Python re Module
The re module lets you search, match, split, and replace text using regular expressions.
import re
Regular expressions are patterns for text. Use raw strings, such as r'\d+', so backslashes are passed to the regular expression engine correctly.
search()
search finds the first match anywhere in the string.
import re
match = re.search(r'\d+', 'Order #12345 shipped')
print(match.group())
12345
findall()
findall returns all non-overlapping matches.
import re
emails = re.findall(r'[\w.-]+@[\w.-]+', 'a@example.com b@example.com')
print(emails)
['a@example.com', 'b@example.com']
sub()
sub replaces matching text.
import re
message = re.sub(r'\s+', ' ', 'too many spaces')
print(message)
too many spaces
Compiling patterns
Compiled patterns are useful when you reuse the same expression.
import re
pattern = re.compile(r'^python', re.IGNORECASE)

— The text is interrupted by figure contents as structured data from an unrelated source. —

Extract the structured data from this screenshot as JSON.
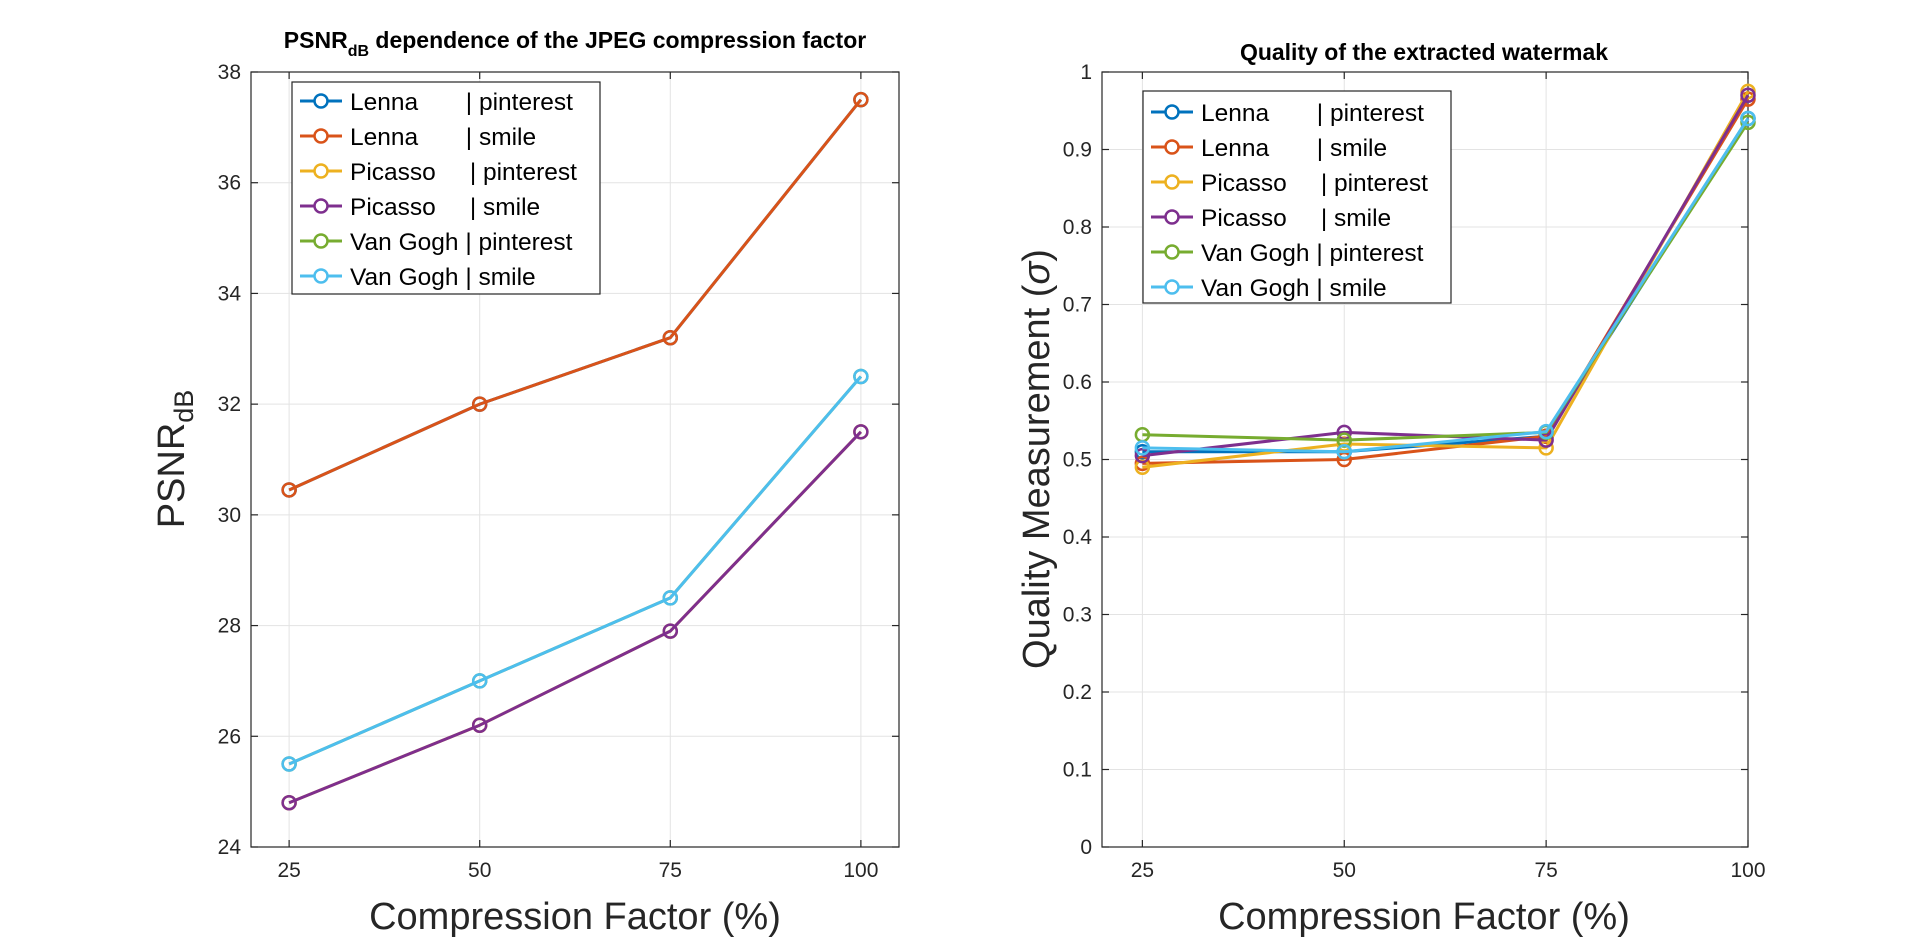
{
  "chart_data": [
    {
      "type": "line",
      "title": "PSNR",
      "title_subscript": "dB",
      "title_rest": " dependence of the JPEG compression factor",
      "xlabel": "Compression Factor (%)",
      "ylabel": "PSNR",
      "ylabel_subscript": "dB",
      "x": [
        25,
        50,
        75,
        100
      ],
      "xticklabels": [
        "25",
        "50",
        "75",
        "100"
      ],
      "xlim": [
        20,
        105
      ],
      "ylim": [
        24,
        38
      ],
      "yticks": [
        24,
        26,
        28,
        30,
        32,
        34,
        36,
        38
      ],
      "yticklabels": [
        "24",
        "26",
        "28",
        "30",
        "32",
        "34",
        "36",
        "38"
      ],
      "grid": true,
      "legend_location": "top-left",
      "series": [
        {
          "name": "Lenna       | pinterest",
          "color": "#0072BD",
          "values": [
            30.45,
            32.0,
            33.2,
            37.5
          ]
        },
        {
          "name": "Lenna       | smile",
          "color": "#D95319",
          "values": [
            30.45,
            32.0,
            33.2,
            37.5
          ]
        },
        {
          "name": "Picasso     | pinterest",
          "color": "#EDB120",
          "values": [
            24.8,
            26.2,
            27.9,
            31.5
          ]
        },
        {
          "name": "Picasso     | smile",
          "color": "#7E2F8E",
          "values": [
            24.8,
            26.2,
            27.9,
            31.5
          ]
        },
        {
          "name": "Van Gogh | pinterest",
          "color": "#77AC30",
          "values": [
            25.5,
            27.0,
            28.5,
            32.5
          ]
        },
        {
          "name": "Van Gogh | smile",
          "color": "#4DBEEE",
          "values": [
            25.5,
            27.0,
            28.5,
            32.5
          ]
        }
      ]
    },
    {
      "type": "line",
      "title": "Quality of the extracted watermak",
      "xlabel": "Compression Factor (%)",
      "ylabel": "Quality Measurement (",
      "ylabel_symbol": "σ",
      "ylabel_end": ")",
      "x": [
        25,
        50,
        75,
        100
      ],
      "xticklabels": [
        "25",
        "50",
        "75",
        "100"
      ],
      "xlim": [
        20,
        100
      ],
      "ylim": [
        0,
        1
      ],
      "yticks": [
        0,
        0.1,
        0.2,
        0.3,
        0.4,
        0.5,
        0.6,
        0.7,
        0.8,
        0.9,
        1
      ],
      "yticklabels": [
        "0",
        "0.1",
        "0.2",
        "0.3",
        "0.4",
        "0.5",
        "0.6",
        "0.7",
        "0.8",
        "0.9",
        "1"
      ],
      "grid": true,
      "legend_location": "top-left",
      "series": [
        {
          "name": "Lenna       | pinterest",
          "color": "#0072BD",
          "values": [
            0.51,
            0.51,
            0.53,
            0.94
          ]
        },
        {
          "name": "Lenna       | smile",
          "color": "#D95319",
          "values": [
            0.495,
            0.5,
            0.53,
            0.965
          ]
        },
        {
          "name": "Picasso     | pinterest",
          "color": "#EDB120",
          "values": [
            0.49,
            0.52,
            0.515,
            0.975
          ]
        },
        {
          "name": "Picasso     | smile",
          "color": "#7E2F8E",
          "values": [
            0.505,
            0.535,
            0.525,
            0.97
          ]
        },
        {
          "name": "Van Gogh | pinterest",
          "color": "#77AC30",
          "values": [
            0.532,
            0.525,
            0.535,
            0.935
          ]
        },
        {
          "name": "Van Gogh | smile",
          "color": "#4DBEEE",
          "values": [
            0.515,
            0.51,
            0.536,
            0.94
          ]
        }
      ]
    }
  ]
}
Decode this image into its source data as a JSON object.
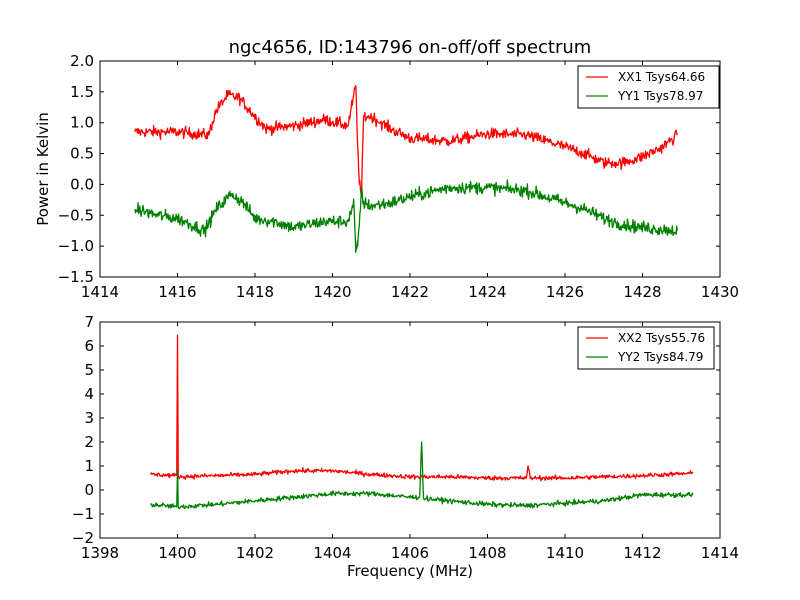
{
  "chart_data": [
    {
      "type": "line",
      "title": "ngc4656, ID:143796 on-off/off spectrum",
      "xlabel": "",
      "ylabel": "Power in Kelvin",
      "xlim": [
        1414,
        1430
      ],
      "ylim": [
        -1.5,
        2.0
      ],
      "xticks": [
        "1414",
        "1416",
        "1418",
        "1420",
        "1422",
        "1424",
        "1426",
        "1428",
        "1430"
      ],
      "yticks": [
        "−1.5",
        "−1.0",
        "−0.5",
        "0.0",
        "0.5",
        "1.0",
        "1.5",
        "2.0"
      ],
      "xtick_values": [
        1414,
        1416,
        1418,
        1420,
        1422,
        1424,
        1426,
        1428,
        1430
      ],
      "ytick_values": [
        -1.5,
        -1.0,
        -0.5,
        0.0,
        0.5,
        1.0,
        1.5,
        2.0
      ],
      "legend_position": "top-right",
      "grid": false,
      "series": [
        {
          "name": "XX1 Tsys64.66",
          "color": "#ff0000",
          "noise": 0.09,
          "x": [
            1414.9,
            1416.0,
            1416.8,
            1417.0,
            1417.3,
            1417.6,
            1418.0,
            1418.3,
            1419.0,
            1419.8,
            1420.4,
            1420.6,
            1420.65,
            1420.7,
            1420.75,
            1420.8,
            1421.0,
            1421.5,
            1422.0,
            1423.0,
            1424.0,
            1425.0,
            1425.8,
            1426.5,
            1427.0,
            1427.5,
            1428.0,
            1428.5,
            1428.9
          ],
          "y": [
            0.85,
            0.85,
            0.8,
            1.2,
            1.45,
            1.4,
            1.1,
            0.9,
            0.95,
            1.05,
            0.95,
            1.6,
            0.6,
            0.0,
            -0.2,
            1.1,
            1.1,
            0.9,
            0.75,
            0.7,
            0.82,
            0.8,
            0.65,
            0.5,
            0.35,
            0.35,
            0.45,
            0.6,
            0.8
          ]
        },
        {
          "name": "YY1 Tsys78.97",
          "color": "#008000",
          "noise": 0.1,
          "x": [
            1414.9,
            1415.5,
            1416.0,
            1416.7,
            1417.0,
            1417.4,
            1417.7,
            1418.0,
            1418.5,
            1419.0,
            1419.8,
            1420.4,
            1420.55,
            1420.6,
            1420.65,
            1420.75,
            1420.8,
            1421.0,
            1421.5,
            1422.0,
            1423.0,
            1424.0,
            1425.0,
            1426.0,
            1426.5,
            1427.0,
            1427.5,
            1428.0,
            1428.9
          ],
          "y": [
            -0.4,
            -0.5,
            -0.55,
            -0.75,
            -0.4,
            -0.15,
            -0.3,
            -0.55,
            -0.6,
            -0.7,
            -0.6,
            -0.6,
            -0.3,
            -1.1,
            -1.0,
            -0.1,
            -0.3,
            -0.35,
            -0.3,
            -0.2,
            -0.05,
            -0.05,
            -0.1,
            -0.3,
            -0.4,
            -0.55,
            -0.65,
            -0.7,
            -0.75
          ]
        }
      ]
    },
    {
      "type": "line",
      "title": "",
      "xlabel": "Frequency (MHz)",
      "ylabel": "",
      "xlim": [
        1398,
        1414
      ],
      "ylim": [
        -2,
        7
      ],
      "xticks": [
        "1398",
        "1400",
        "1402",
        "1404",
        "1406",
        "1408",
        "1410",
        "1412",
        "1414"
      ],
      "yticks": [
        "−2",
        "−1",
        "0",
        "1",
        "2",
        "3",
        "4",
        "5",
        "6",
        "7"
      ],
      "xtick_values": [
        1398,
        1400,
        1402,
        1404,
        1406,
        1408,
        1410,
        1412,
        1414
      ],
      "ytick_values": [
        -2,
        -1,
        0,
        1,
        2,
        3,
        4,
        5,
        6,
        7
      ],
      "legend_position": "top-right",
      "grid": false,
      "series": [
        {
          "name": "XX2 Tsys55.76",
          "color": "#ff0000",
          "noise": 0.09,
          "x": [
            1399.3,
            1399.98,
            1400.0,
            1400.02,
            1401.0,
            1402.0,
            1403.0,
            1404.0,
            1405.0,
            1406.0,
            1407.0,
            1408.0,
            1409.0,
            1409.05,
            1409.1,
            1410.0,
            1411.0,
            1412.0,
            1413.3
          ],
          "y": [
            0.65,
            0.6,
            6.45,
            0.55,
            0.6,
            0.65,
            0.8,
            0.8,
            0.65,
            0.55,
            0.55,
            0.5,
            0.5,
            1.0,
            0.5,
            0.5,
            0.55,
            0.6,
            0.7
          ],
          "spikes": [
            {
              "x": 1400.0,
              "y": 6.45
            },
            {
              "x": 1409.05,
              "y": 1.0
            }
          ]
        },
        {
          "name": "YY2 Tsys84.79",
          "color": "#008000",
          "noise": 0.1,
          "x": [
            1399.3,
            1399.98,
            1400.0,
            1400.02,
            1401.0,
            1402.0,
            1403.0,
            1404.0,
            1405.0,
            1406.0,
            1406.25,
            1406.3,
            1406.35,
            1407.0,
            1408.0,
            1409.0,
            1410.0,
            1411.0,
            1412.0,
            1413.3
          ],
          "y": [
            -0.6,
            -0.7,
            0.8,
            -0.7,
            -0.6,
            -0.45,
            -0.3,
            -0.15,
            -0.15,
            -0.3,
            -0.3,
            2.0,
            -0.35,
            -0.45,
            -0.6,
            -0.65,
            -0.55,
            -0.45,
            -0.2,
            -0.2
          ],
          "spikes": [
            {
              "x": 1406.3,
              "y": 2.0
            }
          ]
        }
      ]
    }
  ]
}
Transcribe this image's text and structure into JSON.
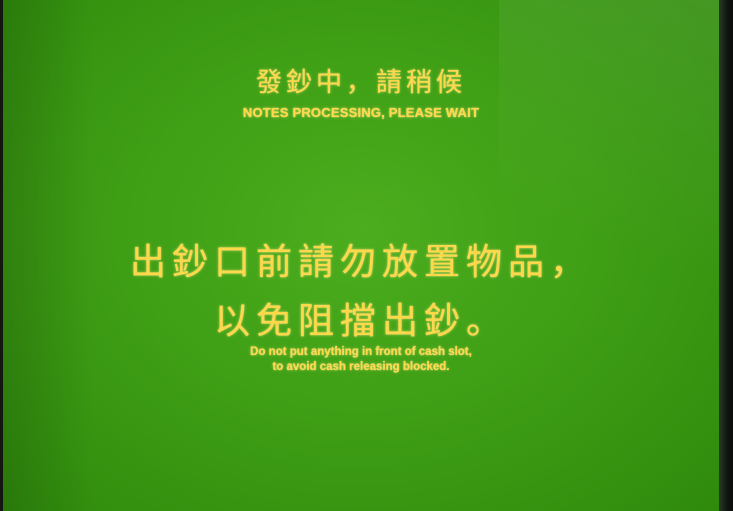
{
  "screen": {
    "title_cn": "發鈔中，請稍候",
    "title_en": "NOTES PROCESSING, PLEASE WAIT",
    "message_cn_line1": "出鈔口前請勿放置物品，",
    "message_cn_line2": "以免阻擋出鈔。",
    "message_en_line1": "Do not put anything in front of cash slot,",
    "message_en_line2": "to avoid cash releasing blocked."
  },
  "colors": {
    "screen_background": "#3f9f15",
    "text": "#ffd84a",
    "bezel": "#14170f"
  }
}
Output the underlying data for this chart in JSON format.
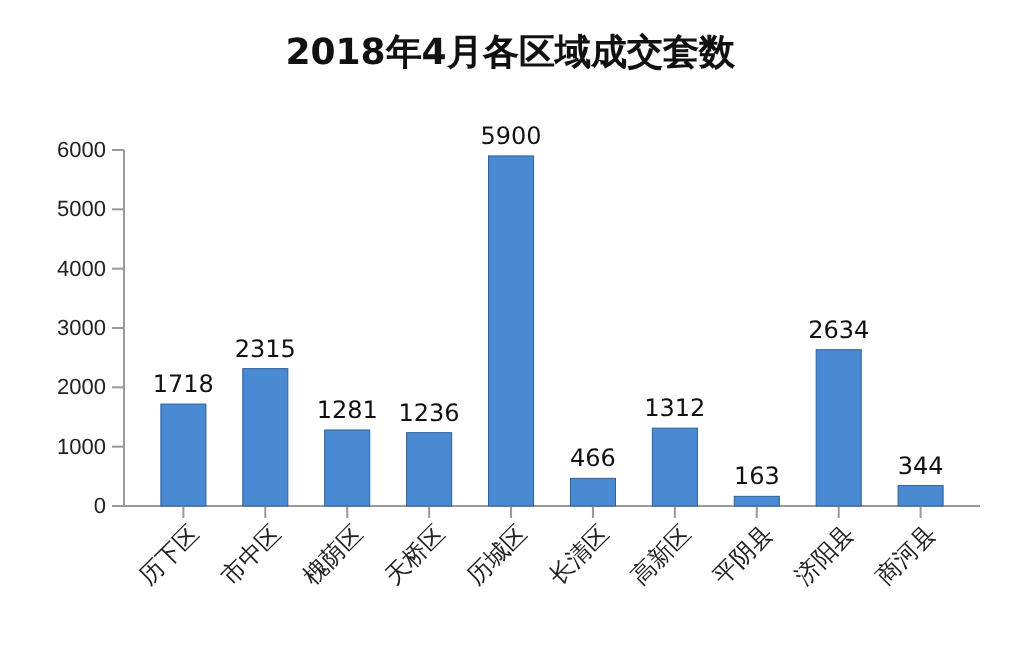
{
  "chart_data": {
    "type": "bar",
    "title": "2018年4月各区域成交套数",
    "categories": [
      "历下区",
      "市中区",
      "槐荫区",
      "天桥区",
      "历城区",
      "长清区",
      "高新区",
      "平阴县",
      "济阳县",
      "商河县"
    ],
    "values": [
      1718,
      2315,
      1281,
      1236,
      5900,
      466,
      1312,
      163,
      2634,
      344
    ],
    "color": "#4a8ad3",
    "ylim": [
      0,
      6000
    ],
    "yticks": [
      0,
      1000,
      2000,
      3000,
      4000,
      5000,
      6000
    ],
    "data_labels": true
  }
}
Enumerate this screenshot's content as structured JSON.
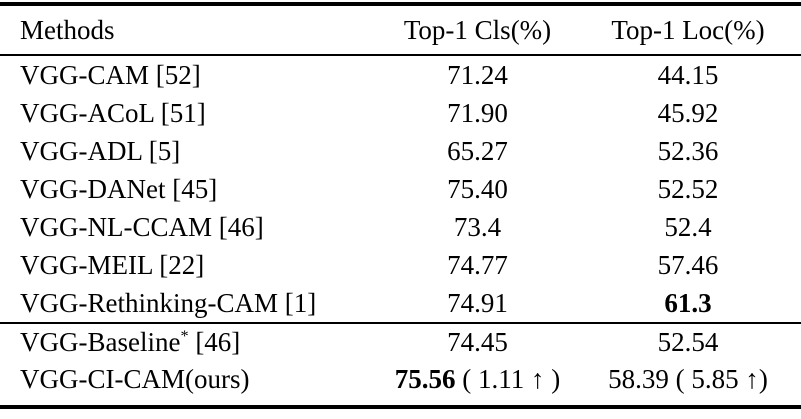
{
  "table": {
    "header": {
      "method": "Methods",
      "cls": "Top-1 Cls(%)",
      "loc": "Top-1 Loc(%)"
    },
    "rows": [
      {
        "method": "VGG-CAM [52]",
        "method_sup": "",
        "method_ref": "",
        "cls_bold": "",
        "cls": "71.24",
        "loc_bold": "",
        "loc": "44.15"
      },
      {
        "method": "VGG-ACoL [51]",
        "method_sup": "",
        "method_ref": "",
        "cls_bold": "",
        "cls": "71.90",
        "loc_bold": "",
        "loc": "45.92"
      },
      {
        "method": "VGG-ADL [5]",
        "method_sup": "",
        "method_ref": "",
        "cls_bold": "",
        "cls": "65.27",
        "loc_bold": "",
        "loc": "52.36"
      },
      {
        "method": "VGG-DANet [45]",
        "method_sup": "",
        "method_ref": "",
        "cls_bold": "",
        "cls": "75.40",
        "loc_bold": "",
        "loc": "52.52"
      },
      {
        "method": "VGG-NL-CCAM [46]",
        "method_sup": "",
        "method_ref": "",
        "cls_bold": "",
        "cls": "73.4",
        "loc_bold": "",
        "loc": "52.4"
      },
      {
        "method": "VGG-MEIL [22]",
        "method_sup": "",
        "method_ref": "",
        "cls_bold": "",
        "cls": "74.77",
        "loc_bold": "",
        "loc": "57.46"
      },
      {
        "method": "VGG-Rethinking-CAM [1]",
        "method_sup": "",
        "method_ref": "",
        "cls_bold": "",
        "cls": "74.91",
        "loc_bold": "61.3",
        "loc": ""
      },
      {
        "method": "VGG-Baseline",
        "method_sup": "*",
        "method_ref": " [46]",
        "cls_bold": "",
        "cls": "74.45",
        "loc_bold": "",
        "loc": "52.54"
      },
      {
        "method": "VGG-CI-CAM(ours)",
        "method_sup": "",
        "method_ref": "",
        "cls_bold": "75.56",
        "cls": " ( 1.11 ↑ )",
        "loc_bold": "",
        "loc": "58.39 ( 5.85 ↑)"
      }
    ]
  },
  "colors": {
    "text": "#000000",
    "background": "#ffffff",
    "rule": "#000000"
  }
}
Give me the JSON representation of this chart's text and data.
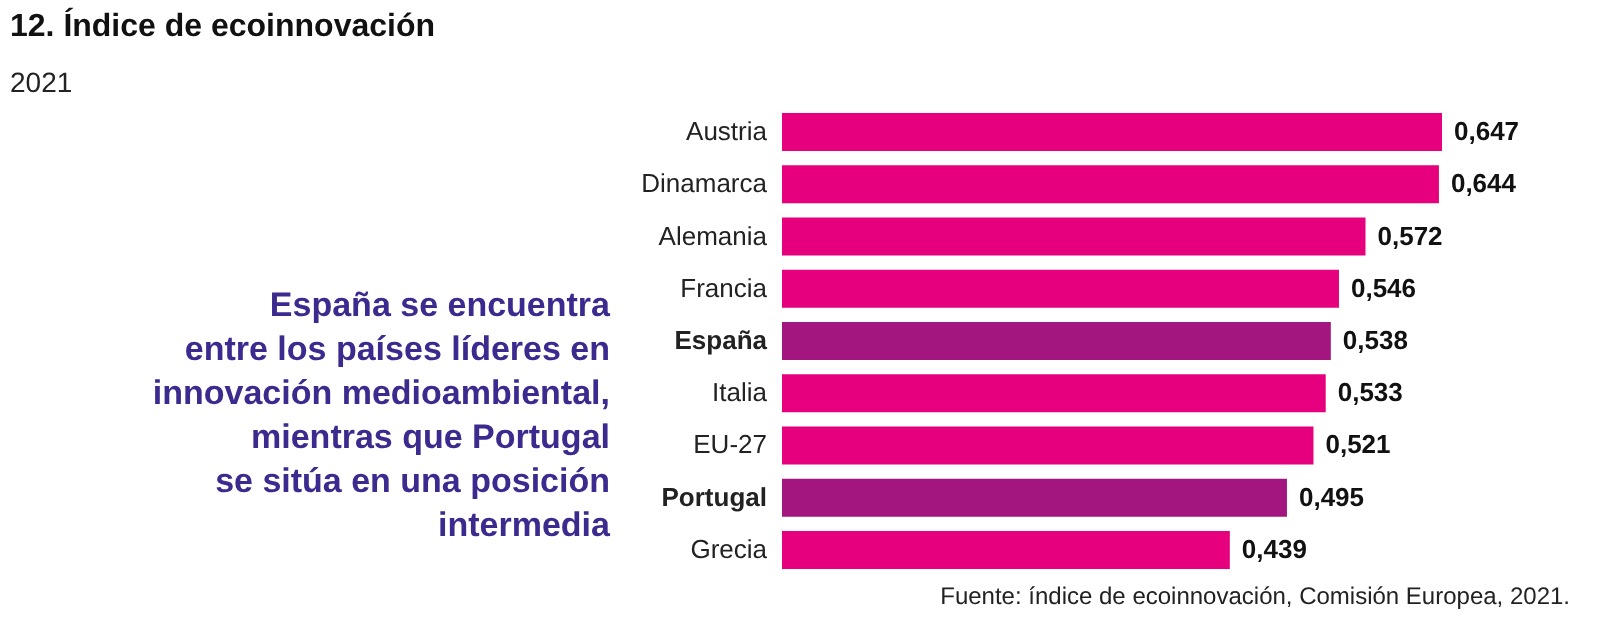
{
  "chart_data": {
    "type": "bar",
    "orientation": "horizontal",
    "title": "12. Índice de ecoinnovación",
    "subtitle": "2021",
    "categories": [
      "Austria",
      "Dinamarca",
      "Alemania",
      "Francia",
      "España",
      "Italia",
      "EU-27",
      "Portugal",
      "Grecia"
    ],
    "values": [
      0.647,
      0.644,
      0.572,
      0.546,
      0.538,
      0.533,
      0.521,
      0.495,
      0.439
    ],
    "value_labels": [
      "0,647",
      "0,644",
      "0,572",
      "0,546",
      "0,538",
      "0,533",
      "0,521",
      "0,495",
      "0,439"
    ],
    "colors": [
      "#e6007e",
      "#e6007e",
      "#e6007e",
      "#e6007e",
      "#a3157f",
      "#e6007e",
      "#e6007e",
      "#a3157f",
      "#e6007e"
    ],
    "annotations": [
      "España se encuentra\nentre los países líderes en\ninnovación medioambiental,\nmientras que Portugal\nse sitúa en una posición\nintermedia",
      "Fuente: índice de ecoinnovación, Comisión Europea, 2021."
    ]
  }
}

print(bool(pattern.match('Python Cheatsheet')))
True
Capturing groups
Parentheses capture part of a match.
import re
match = re.search(r'(\w+)=(\d+)', 'count=42')
print(match.group(1))
print(match.group(2))
count
42
Handling no match
Always check whether a match exists before calling group().
import re
match = re.search(r'\d+', 'no number here')
if match:
print(match.group())
else:
print('No match')
No match